The Floundering Author
By Sundari Venkatraman
Rating: 4 stars
A cocktail of love, sex, and aspirations lends a youthful charm and appeal to Sundari Venkatraman’s Floundering Author serving as contemporary, jazzy, and best seller stuff at the same time. The premise is unique as she unpeels delicately the complexities faced by the modern generation and intense love coupled with passion not only explored but hitting an octane level. The author surely knows the pulse of India’s youth, a growing generation swearing by rom-com, popcorn, and Netflix yet never shy in exploring career and relationships where passion reigns supreme.
Jai and Ishika meet in the unlikeliest fashion at a publishing house and it doesn’t take long for romance to sparkle between the love birds. A compelling narration gently touching flirting where romance takes precedence over and set against the backdrop of Mussoorie serving as the perfect template.
“Sudden gasp escaping the female lip at the sight of red silver of sun rising above a mountain from far across.” The description sinks effortlessly and beautifully in the narration, building sensual tension makes for the sheer contrast, and the gradient sun speedily into the sky from deep red to burnt orange and brilliant yellow. The novel moves beautifully and gathers steam with the characterization, intonation, lyrical image painted, and intimacy. There is beauty in every word making it a kaleidoscope experience for readers.

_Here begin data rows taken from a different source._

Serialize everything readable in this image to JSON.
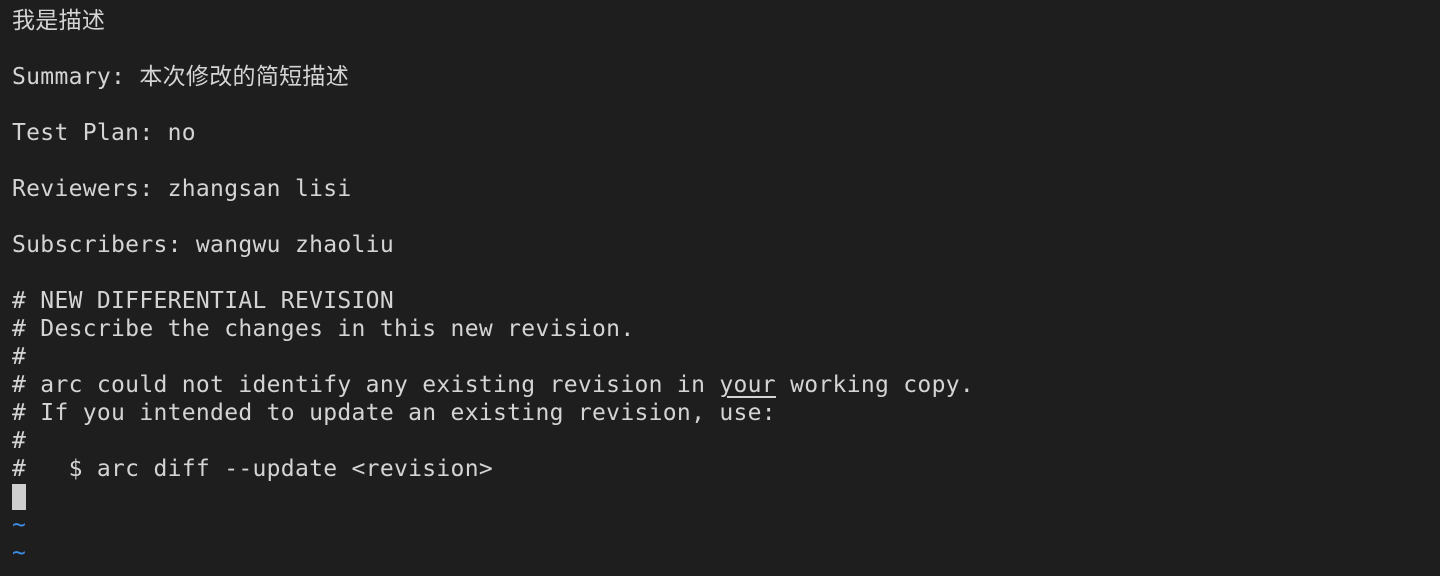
{
  "editor": {
    "lines": [
      "我是描述",
      "",
      "Summary: 本次修改的简短描述",
      "",
      "Test Plan: no",
      "",
      "Reviewers: zhangsan lisi",
      "",
      "Subscribers: wangwu zhaoliu",
      "",
      "# NEW DIFFERENTIAL REVISION",
      "# Describe the changes in this new revision.",
      "#"
    ],
    "arc_line": {
      "before": "# arc could not identify any existing revision in ",
      "underlined": "your",
      "after": " working copy."
    },
    "lines_after": [
      "# If you intended to update an existing revision, use:",
      "#",
      "#   $ arc diff --update <revision>"
    ],
    "empty_line_markers": [
      "~",
      "~"
    ]
  }
}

What stands out in the book is intimacy and the author raises the bar higher, the whipped intensity growing manifold in sync with conversations in the setting making the sexual tension palpable. “If I can’t have the real woman, I could of her, right?” Jay says. The sex scenes are done effortlessly and in a delicate manner where the author has injected novelty and taking the characters on a high that perhaps very few writers would dare going or none have gone. Yet, the scenes are strung aesthetically and move swiftly bringing the raw emotions alive.
The Floundering Author is not limited to the delectable sex and intimacy but narrates the struggle of Jai as the author and Ishika, facing sexual harassment at work from her shameless boss, lending a sense of realism to the tale.
What’s a love story without its fair share of conflict? The merit of the book is that it doesn’t rely on cliché to create a void among its characters and smartly moves away from the predictability factor. Jai is yet to make his mark and the reluctance in meeting Ishika’s parents breed conflict between both. The void is created through the reluctance of Jai to take it ahead and the tears flowing into Ishika’s eyes lends credibility to the subtlety of the act resembling a film scene and drama stuff on stage.
Sundari Venkatraman downplays the usual high voltage drama that happens when lovers meet parents and to the contrary, the latter cajole their daughter to understand where the guy is coming from. The narration is done sensitively and shows rightfully that parents need not be evil to love and like in films and books, the former has been painted too negatively. Kudos to the writer for not falling into this cliché.
There is no death of novelty right from having a novel inside a novel as the author brings the constant struggle of a newbie writer with publishing houses to take him on board. One gets a sense of what lies behind after penning the first book and giving a peek into life after that, right from marketing to publishing and distribution on what makes a book sell. Quite a jungle of sort! Sundari Venkatraman is the right person educating the readers on charges at leading bookshops and of course Kindle as the next big thing which democratized reading, albeit, e-books within reach.
The Floundering Author wrung out the issue of passion vs money, sadly misplaced in our society on how choosing a creative field such as writing a book, acting or films is regarded with disdain and still not considered as a career.
The Floundering Author has a multitude of characters with huge potential and to the exception of Jai’s brother Dev, Chahaat, Gulshan, Deepshika, Shobha, Mahesh and Anya come as a blink-and-miss. Take Mahesh as the harasser for instance and the character perhaps could have been fleshed out as the antagonist in making things difficult for the pair but suddenly disappears.
The Floundering Author has minor flaws but is one of the fastest-paced and edgy romantic thrillers I’ve read in recent times and arguably one of the best works of Sundari Venkatraman. There is no hypocrisy and one of the rare times where an author has explored sexuality with depth, taking intimacy into places and novelty making it refreshing. As I say, the novel belongs to the young generation and cannot be missed for anything for it has all the ingredients whether love, struggle, dreams, and aspirations.